The positives are that they have players returning from loan, emerging B-team talents and the club’s under 19s were also crowned European champions after defeating Benfica in Nyon last week.
One player almost certain to stay is Lionel Messi, though he has had a difficult month. Barca have continuously indulged him with new contracts and decisions to accommodate his preferences, from the appointing of a coach from his home city in Argentina to the fitness coaches used at training.
When you are usually the best player in the world you have considerable bargaining power, but that is bestowed on the condition that you deliver and Messi has failed to deliver recently.
Once a match winner, he has become a bystander in Barca’s biggest games.
Disquiet regarding the golden boy was rife among the 19,000 Barca fans in Valencia for last week’s Copa del Rey final against Real Madrid. The principal accusation is that he is saving himself for the World Cup finals in Brazil with Argentina.
Questions have been asked about the distractions of negotiating a new contract, but Messi and his people are involved in negotiating new, always improved, contracts as often as Messi breaks another goalscoring record.
The Argentine still enjoys a vast store of goodwill among Cules who appreciate all that he has done and what he will hopefully go on to do for Barca. They will forgive him a bad month in lieu of the 100 outstanding months he has given the club in the past decade.
When he went through on goal against Athletic on Sunday, fans chanted his name, as they did when he scored one of two goals in two second-half minutes as Barca came from behind to beat Athletic 2-1.
Barca have already made him the best paid player on the planet, but when Manchester City, Paris Saint-Germain and Chelsea are capable of spending even more on player contracts than Barca, Real Madrid and Manchester United – the three biggest clubs in world football – uncertainty over Messi’s future at Camp Nou will persist.

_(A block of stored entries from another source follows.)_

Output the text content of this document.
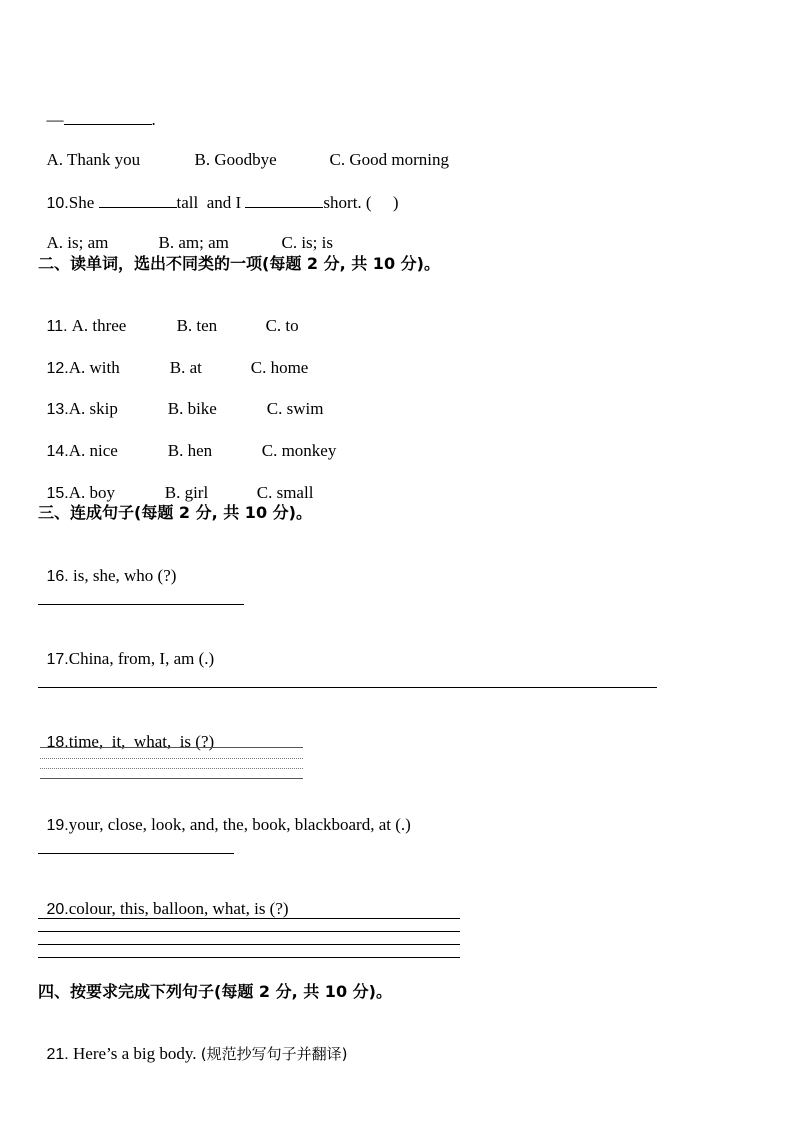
—	.

A. Thank you	B. Goodbye	C. Good morning

10.She	tall  and I	short. (     )

A. is; am	B. am; am	C. is; is

二、读单词，选出不同类的一项(每题 2 分, 共 10 分)。

11. A. three	B. ten	C. to

12.A. with	B. at	C. home

13.A. skip	B. bike	C. swim

14.A. nice	B. hen	C. monkey

15.A. boy	B. girl	C. small

三、连成句子(每题 2 分, 共 10 分)。

16. is, she, who (?)

17.China, from, I, am (.)

18.time,  it,  what,  is (?)

19.your, close, look, and, the, book, blackboard, at (.)

20.colour, this, balloon, what, is (?)

四、按要求完成下列句子(每题 2 分, 共 10 分)。

21. Here’s a big body. (规范抄写句子并翻译)
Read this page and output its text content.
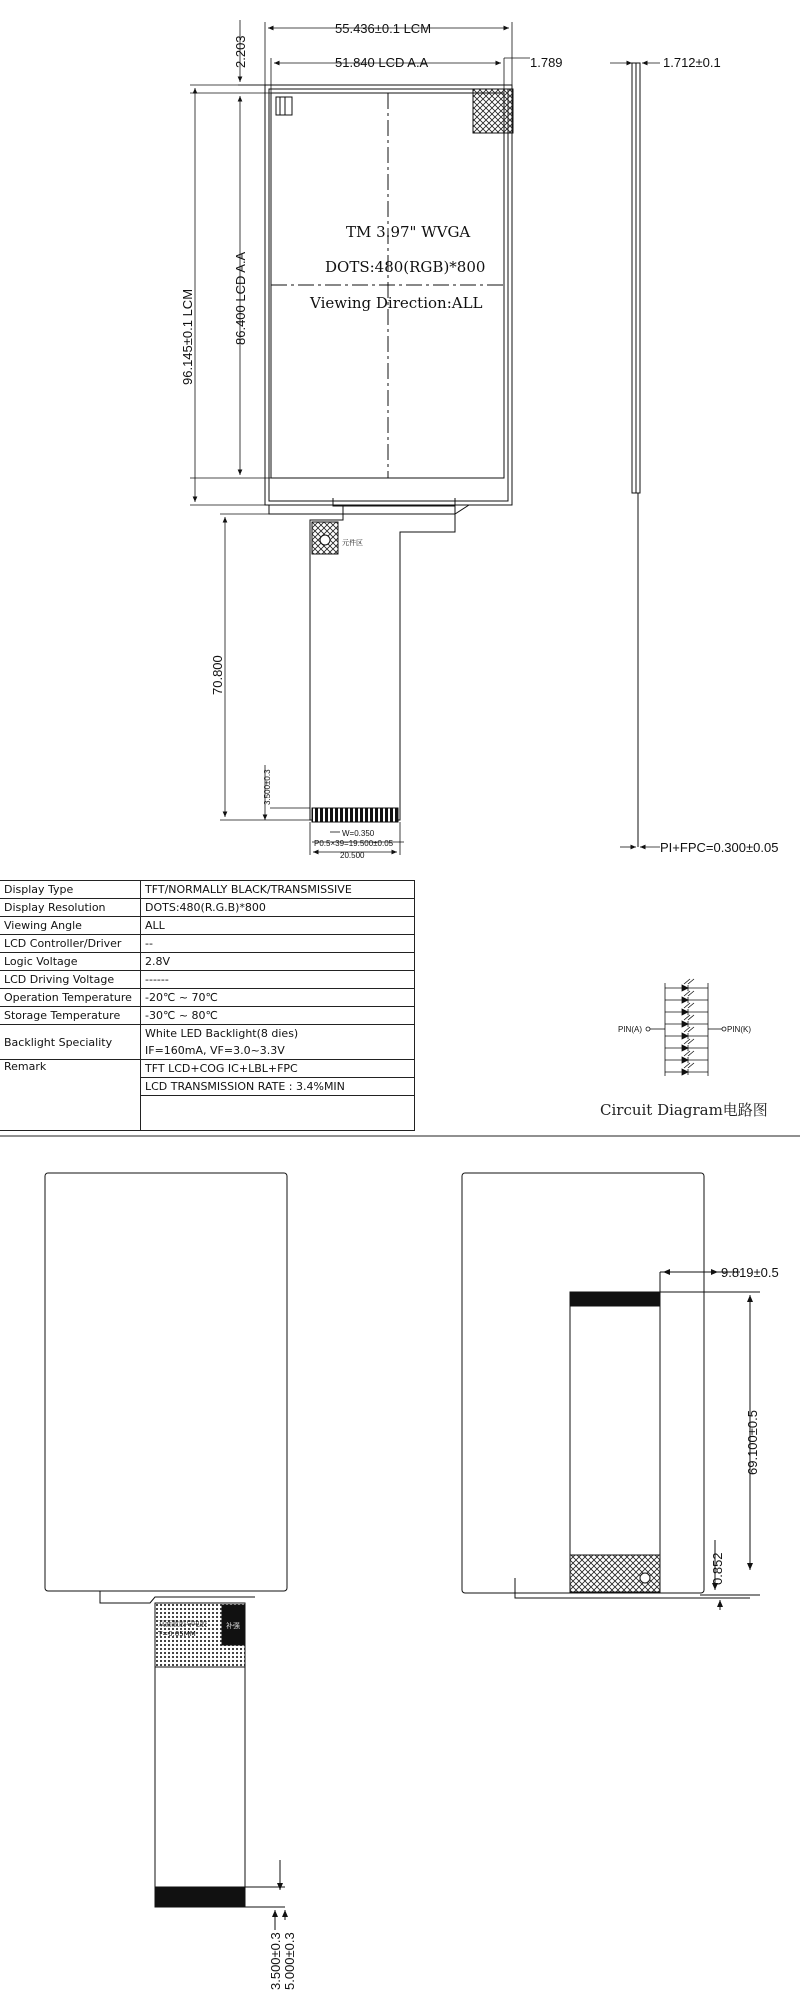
55.436±0.1 LCM
51.840 LCD A.A	1.789	1.712±0.1
PI+FPC=0.300±0.05
2.203
96.145±0.1 LCM	86.400 LCD A.A
70.800
3.500±0.3
W=0.350
P0.5×39=19.500±0.05
20.500
元件区
TM 3.97" WVGA
DOTS:480(RGB)*800
Viewing Direction:ALL
PIN(A)	PIN(K)
Circuit Diagram电路图
双面散胶导电胶
T=0.05MM
补强
3.500±0.3 5.000±0.3
9.819±0.5
69.100±0.5
0.852
Display Type	TFT/NORMALLY BLACK/TRANSMISSIVE
Display Resolution	DOTS:480(R.G.B)*800
Viewing Angle	ALL
LCD Controller/Driver	--
Logic Voltage	2.8V
LCD Driving Voltage	------
Operation Temperature	-20℃ ~ 70℃
Storage Temperature	-30℃ ~ 80℃
Backlight Speciality	White LED Backlight(8 dies)
	IF=160mA, VF=3.0~3.3V
Remark	TFT LCD+COG IC+LBL+FPC
	LCD TRANSMISSION RATE : 3.4%MIN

When any Barca director is bold enough to infer that the star player is being greedy, he is shouted down by an adoring public, if not the player himself.
In mitigation, Messi was rightly miffed to find out that Neymar, who has experienced an underwhelming first season in Europe, was earning more than him given his vast signing-on fee.
Also, while the fees that Messi receives are high, they represent a fraction of the club’s enormous and rapidly increasing turnover. Without Messi, where would Barca have been in the past eight years?